UN envoy sees Western Sahara independence as inviable

Other News Materials 8 August 2008 15:43 (UTC +04:00)

Dutch diplomat Peter van Walsum, the United Nations' secretary-general's personal envoy to Western Sahara, believes the independence of the desert territory from Morocco to have become an unrealistic plan, the Spanish daily El Pais reported Friday.

"The independence of Western Sahara is not a reachable goal," van Walsum told the daily, reported dpa.

Morocco's proposal of an autonomy for the territory, which it annexed after the colonial power Spain withdrew from there in 1975, has been received favourably by the United States and France, but the Western Saharawi independence movement Polisario Front continues insisting on a referendum on independence.

The referendum is foreseen in a 1991 United Nations plan adopted when Morocco and Polisario agreed on a ceasefire following 15 years of war in the desert.

However, the referendum was never staged because of opposition from Morocco, which quarrelled with Polisario over who would be allowed to vote.

"Thirty years of weighty legal arguments from Polisario did not produce any result," with the UN Security Council unwilling to "impose a solution," van Walsum said.

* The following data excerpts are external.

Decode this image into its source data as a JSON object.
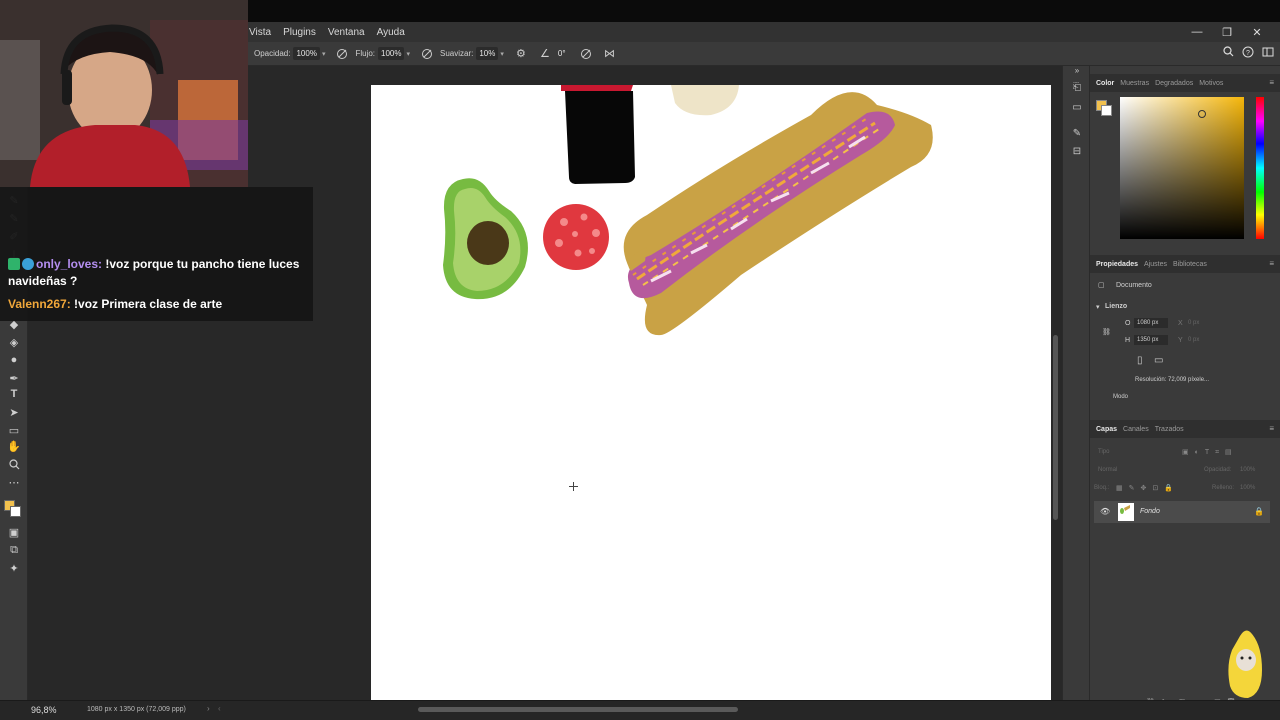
{
  "menu": [
    "Vista",
    "Plugins",
    "Ventana",
    "Ayuda"
  ],
  "window_controls": [
    "—",
    "❐",
    "✕"
  ],
  "options_bar": {
    "opacity_label": "Opacidad:",
    "opacity_value": "100%",
    "flow_label": "Flujo:",
    "flow_value": "100%",
    "smoothing_label": "Suavizar:",
    "smoothing_value": "10%",
    "angle_value": "0°"
  },
  "chat": {
    "messages": [
      {
        "user": "only_loves:",
        "text": " !voz porque tu pancho tiene luces navideñas ?"
      },
      {
        "user": "Valenn267:",
        "text": " !voz Primera clase de arte"
      }
    ]
  },
  "color_panel": {
    "tabs": [
      "Color",
      "Muestras",
      "Degradados",
      "Motivos"
    ],
    "foreground": "#f2c14e",
    "background": "#ffffff"
  },
  "properties_panel": {
    "tabs": [
      "Propiedades",
      "Ajustes",
      "Bibliotecas"
    ],
    "doc_label": "Documento",
    "section": "Lienzo",
    "w_label": "O",
    "w_value": "1080 px",
    "h_label": "H",
    "h_value": "1350 px",
    "x_label": "X",
    "x_value": "0 px",
    "y_label": "Y",
    "y_value": "0 px",
    "resolution": "Resolución: 72,009 píxele...",
    "mode": "Modo"
  },
  "layers_panel": {
    "tabs": [
      "Capas",
      "Canales",
      "Trazados"
    ],
    "search": "Tipo",
    "blend": "Normal",
    "opacity_label": "Opacidad:",
    "opacity_value": "100%",
    "lock_label": "Bloq.:",
    "fill_label": "Relleno:",
    "fill_value": "100%",
    "layers": [
      {
        "name": "Fondo",
        "locked": true,
        "visible": true
      }
    ]
  },
  "status": {
    "zoom": "96,8%",
    "doc_info": "1080 px x 1350 px (72,009 ppp)"
  }
}
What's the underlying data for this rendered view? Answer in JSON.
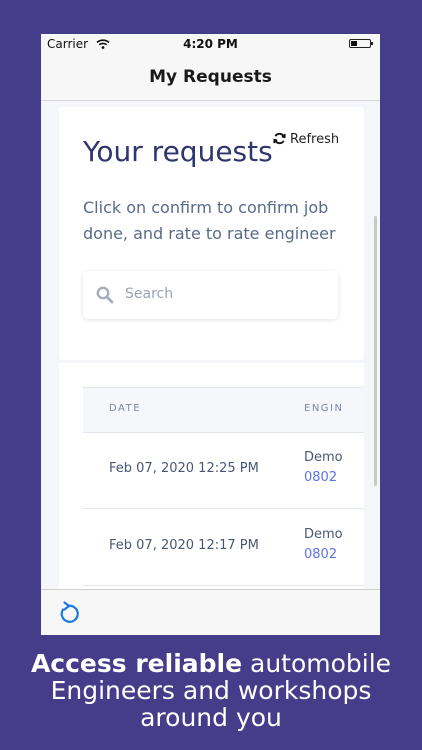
{
  "status_bar": {
    "carrier": "Carrier",
    "time": "4:20 PM"
  },
  "nav": {
    "title": "My Requests"
  },
  "requests": {
    "heading": "Your requests",
    "refresh_label": "Refresh",
    "description": "Click on confirm to confirm job done, and rate to rate engineer",
    "search_placeholder": "Search"
  },
  "table": {
    "columns": [
      "DATE",
      "ENGIN"
    ],
    "rows": [
      {
        "date": "Feb 07, 2020 12:25 PM",
        "engineer": "Demo",
        "phone": "0802"
      },
      {
        "date": "Feb 07, 2020 12:17 PM",
        "engineer": "Demo",
        "phone": "0802"
      }
    ]
  },
  "caption": {
    "bold": "Access reliable",
    "line1_rest": " automobile",
    "line2": "Engineers and workshops",
    "line3": "around you"
  },
  "colors": {
    "background": "#453d8a",
    "heading": "#30356b",
    "link": "#5e72e4",
    "toolbar_icon": "#1e7ae0"
  }
}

"It is necessary to take into account the risk of creating false hopes and of prolonging the agony" of the 160,000 Saharawi refugees staying in Algerian camps, he explained.

Polisario accuses van Walsum of siding with Morocco and is refusing to continue its year-long negotiations with Morocco as long as the diplomat is in charge, according to El Pais.

Polisario has threatened to resume its guerrilla war against Morocco. "I think violence would not lead to an independent Sahara," van Walsum cautioned.